Jazz pianist Jason Moran
The Blue Note recording artist pianist Jason Moran inarguably has one of the most inventive minds in contemporary jazz. Never one to think inside the box. Moran was in Detroit Friday evening part of the Paradise Jazz Series. In a 70 minute set, Moran paid tribute to the iconic jazz pianist Thelonious Monk, who would’ve been 100 last year. The concert wasn’t a run-of-the-mill tribute. Moran included video and audio footage of Monk speaking about his life and his work, which made it appear as if Monk’s spirit was on the stage with Moran’s band. Moran also included some biographical information about himself and his affinity for Monk’s legacy.
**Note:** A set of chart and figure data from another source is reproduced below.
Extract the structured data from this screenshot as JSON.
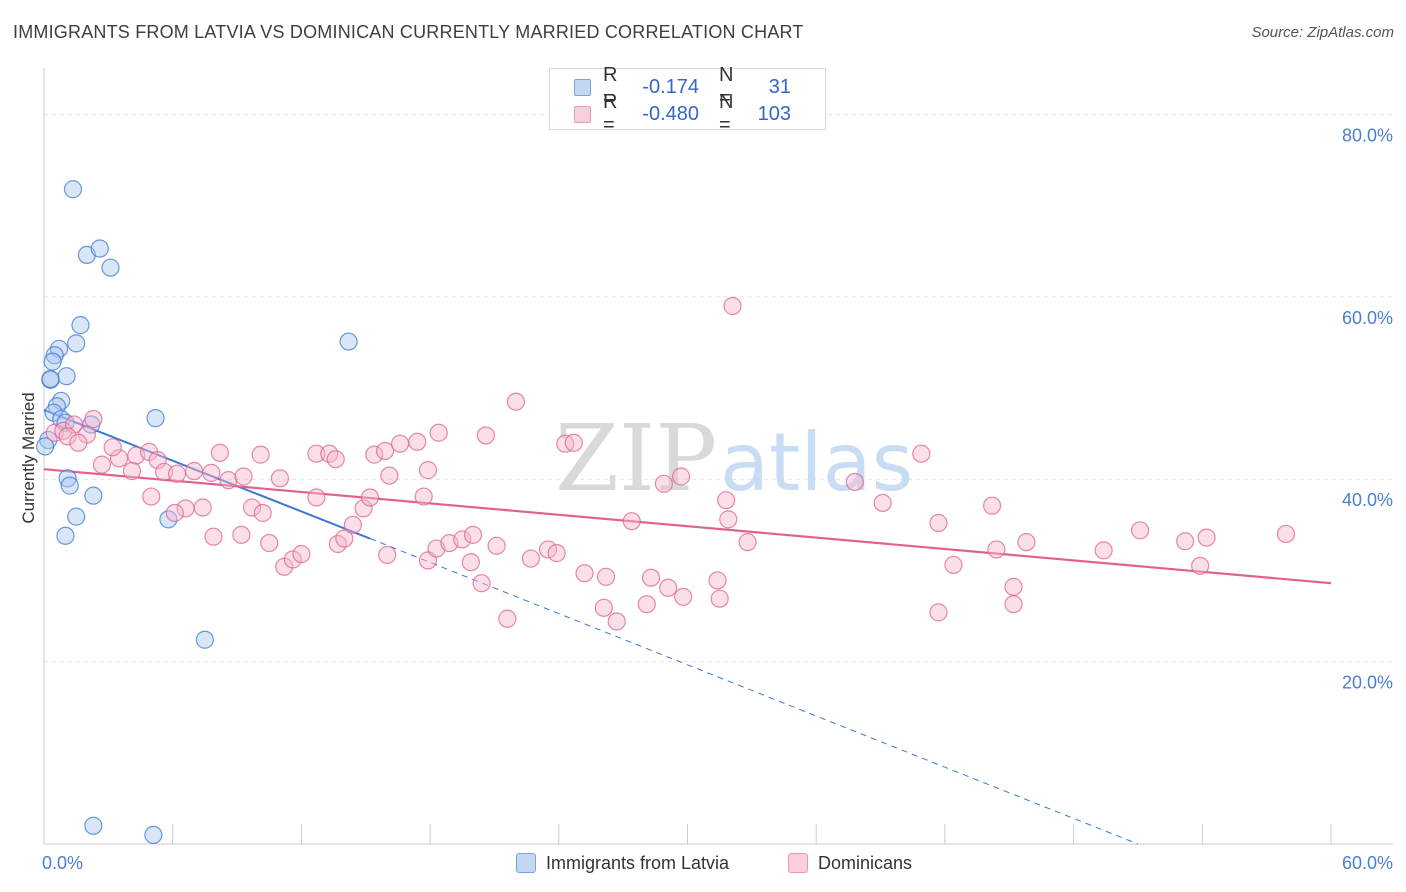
{
  "title": "IMMIGRANTS FROM LATVIA VS DOMINICAN CURRENTLY MARRIED CORRELATION CHART",
  "source": "Source: ZipAtlas.com",
  "watermark": {
    "zip": "ZIP",
    "atlas": "atlas"
  },
  "colors": {
    "blue": "#3a78d4",
    "blue_fill": "#aac8f0",
    "pink": "#e06090",
    "pink_fill": "#f5b8cc",
    "tick_label": "#4a7fd0",
    "grid": "#e2e2e2"
  },
  "legend": {
    "rows": [
      {
        "r_label": "R =",
        "r_value": "-0.174",
        "n_label": "N =",
        "n_value": "31"
      },
      {
        "r_label": "R =",
        "r_value": "-0.480",
        "n_label": "N =",
        "n_value": "103"
      }
    ]
  },
  "chart_data": {
    "type": "scatter",
    "xlabel": "",
    "ylabel": "Currently Married",
    "xlim": [
      0,
      60
    ],
    "ylim": [
      0,
      84
    ],
    "x_tick_labels": [
      "0.0%",
      "60.0%"
    ],
    "y_ticks": [
      20,
      40,
      60,
      80
    ],
    "y_tick_labels": [
      "20.0%",
      "40.0%",
      "60.0%",
      "80.0%"
    ],
    "grid": true,
    "legend_position": "bottom",
    "series": [
      {
        "name": "Immigrants from Latvia",
        "color": "#3a78d4",
        "points": [
          [
            1.35,
            71.8
          ],
          [
            2.0,
            64.6
          ],
          [
            2.6,
            65.3
          ],
          [
            3.1,
            63.2
          ],
          [
            1.7,
            56.9
          ],
          [
            1.5,
            54.9
          ],
          [
            0.7,
            54.3
          ],
          [
            0.5,
            53.6
          ],
          [
            0.4,
            52.9
          ],
          [
            1.05,
            51.3
          ],
          [
            0.3,
            50.9
          ],
          [
            0.8,
            48.6
          ],
          [
            0.6,
            48.0
          ],
          [
            0.45,
            47.3
          ],
          [
            0.8,
            46.6
          ],
          [
            1.0,
            46.2
          ],
          [
            2.2,
            46.0
          ],
          [
            5.2,
            46.7
          ],
          [
            0.2,
            44.3
          ],
          [
            0.05,
            43.6
          ],
          [
            1.1,
            40.1
          ],
          [
            1.2,
            39.3
          ],
          [
            2.3,
            38.2
          ],
          [
            1.5,
            35.9
          ],
          [
            1.0,
            33.8
          ],
          [
            5.8,
            35.6
          ],
          [
            14.2,
            55.1
          ],
          [
            7.5,
            22.4
          ],
          [
            2.3,
            2.0
          ],
          [
            5.1,
            1.0
          ],
          [
            0.3,
            51.0
          ]
        ],
        "trend": {
          "x0": 0.0,
          "y0": 47.6,
          "x1": 15.2,
          "y1": 33.5,
          "dash_x1": 51.0,
          "dash_y1": 0.0
        }
      },
      {
        "name": "Dominicans",
        "color": "#e06090",
        "points": [
          [
            0.5,
            45.1
          ],
          [
            0.9,
            45.3
          ],
          [
            1.4,
            46.0
          ],
          [
            2.3,
            46.6
          ],
          [
            1.1,
            44.7
          ],
          [
            2.0,
            44.9
          ],
          [
            1.6,
            44.0
          ],
          [
            2.7,
            41.6
          ],
          [
            3.5,
            42.3
          ],
          [
            3.2,
            43.5
          ],
          [
            4.3,
            42.6
          ],
          [
            4.9,
            43.0
          ],
          [
            5.3,
            42.1
          ],
          [
            4.1,
            40.9
          ],
          [
            5.6,
            40.8
          ],
          [
            6.2,
            40.6
          ],
          [
            7.0,
            40.9
          ],
          [
            7.8,
            40.7
          ],
          [
            8.2,
            42.9
          ],
          [
            8.6,
            39.9
          ],
          [
            9.3,
            40.3
          ],
          [
            10.1,
            42.7
          ],
          [
            11.0,
            40.1
          ],
          [
            12.7,
            42.8
          ],
          [
            13.3,
            42.8
          ],
          [
            13.6,
            42.2
          ],
          [
            15.4,
            42.7
          ],
          [
            15.9,
            43.1
          ],
          [
            16.6,
            43.9
          ],
          [
            17.4,
            44.1
          ],
          [
            18.4,
            45.1
          ],
          [
            20.6,
            44.8
          ],
          [
            22.0,
            48.5
          ],
          [
            24.3,
            43.9
          ],
          [
            17.9,
            41.0
          ],
          [
            16.1,
            40.4
          ],
          [
            5.0,
            38.1
          ],
          [
            6.6,
            36.8
          ],
          [
            7.4,
            36.9
          ],
          [
            6.1,
            36.3
          ],
          [
            9.7,
            36.9
          ],
          [
            10.2,
            36.3
          ],
          [
            12.7,
            38.0
          ],
          [
            14.9,
            36.8
          ],
          [
            15.2,
            38.0
          ],
          [
            17.7,
            38.1
          ],
          [
            7.9,
            33.7
          ],
          [
            9.2,
            33.9
          ],
          [
            10.5,
            33.0
          ],
          [
            11.2,
            30.4
          ],
          [
            11.6,
            31.2
          ],
          [
            12.0,
            31.8
          ],
          [
            13.7,
            32.9
          ],
          [
            14.0,
            33.5
          ],
          [
            14.4,
            35.0
          ],
          [
            16.0,
            31.7
          ],
          [
            17.9,
            31.1
          ],
          [
            18.3,
            32.4
          ],
          [
            18.9,
            33.0
          ],
          [
            19.5,
            33.4
          ],
          [
            20.0,
            33.9
          ],
          [
            19.9,
            30.9
          ],
          [
            20.4,
            28.6
          ],
          [
            21.1,
            32.7
          ],
          [
            22.7,
            31.3
          ],
          [
            23.5,
            32.3
          ],
          [
            23.9,
            31.9
          ],
          [
            25.2,
            29.7
          ],
          [
            26.2,
            29.3
          ],
          [
            28.3,
            29.2
          ],
          [
            29.1,
            28.1
          ],
          [
            26.7,
            24.4
          ],
          [
            21.6,
            24.7
          ],
          [
            29.8,
            27.1
          ],
          [
            31.4,
            28.9
          ],
          [
            29.7,
            40.3
          ],
          [
            31.8,
            37.7
          ],
          [
            31.9,
            35.6
          ],
          [
            32.8,
            33.1
          ],
          [
            28.9,
            39.5
          ],
          [
            27.4,
            35.4
          ],
          [
            31.5,
            26.9
          ],
          [
            26.1,
            25.9
          ],
          [
            28.1,
            26.3
          ],
          [
            37.8,
            39.7
          ],
          [
            39.1,
            37.4
          ],
          [
            40.9,
            42.8
          ],
          [
            41.7,
            35.2
          ],
          [
            44.2,
            37.1
          ],
          [
            42.4,
            30.6
          ],
          [
            44.4,
            32.3
          ],
          [
            45.8,
            33.1
          ],
          [
            45.2,
            28.2
          ],
          [
            45.2,
            26.3
          ],
          [
            49.4,
            32.2
          ],
          [
            51.1,
            34.4
          ],
          [
            53.2,
            33.2
          ],
          [
            54.2,
            33.6
          ],
          [
            53.9,
            30.5
          ],
          [
            57.9,
            34.0
          ],
          [
            41.7,
            25.4
          ],
          [
            32.1,
            59.0
          ],
          [
            24.7,
            44.0
          ]
        ],
        "trend": {
          "x0": 0.0,
          "y0": 41.1,
          "x1": 60.0,
          "y1": 28.6
        }
      }
    ]
  }
}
For the tribute, Moran turned his longstanding trio Bandwagon into an octet, and the band performed cuts from Monk’s classic 1959 album “Thelonious Monk Orchestra at Town Hall”. Moran opened with a solo rendition of “Thelonious”. Then he brought out his band saxophonists JD Allen and Immanuel Wilkins, bassist Tarus Mateen, drummer Eric McPherson, trumpeter Ralph Alessi, trombonist Frank Lacy, and tuba player Bob Stewart. Many noted jazz musicians the world over have tried their hands at Monk’s music with varying degrees of success. Moran has an intimate understanding of Monk’s work as if Monk set Moran down and explain the inner workings of his music point by point. All concert long, Moran started the music as Monk originally conceived it. Then Moran added his own splashes of brilliance and color via myriad tempo, rhythmic, and mood changes. There’re crowd-pleasing solos by Lacy, Allen, and McPherson throughout the performance. The moments of the concert that most likely played over and over in the audience’s heads driving home were the band’s reworking of “Little Rootie Tootie,” and “Crepuscule with Nellie”. Near the end of the latter cut, the band turned Monk’s tribute to his wife into a blues. The unfortunate thing about the evening was the house was only half-full owing to the nine inches of snow that hit Detroit and the surrounding counties. The people who chose to stay home missed one of the best concerts in the Paradise Jazz Series’ recent history. Even Moran’s encore was outside the box. The band marched through the crowd, leading the crowd into the lobby where the band played an encore. Afterwards, Moran mingled, signed autographs, and snapped selfies as if anxious to greet each concert goer who braved the inclement weather to experience his performance.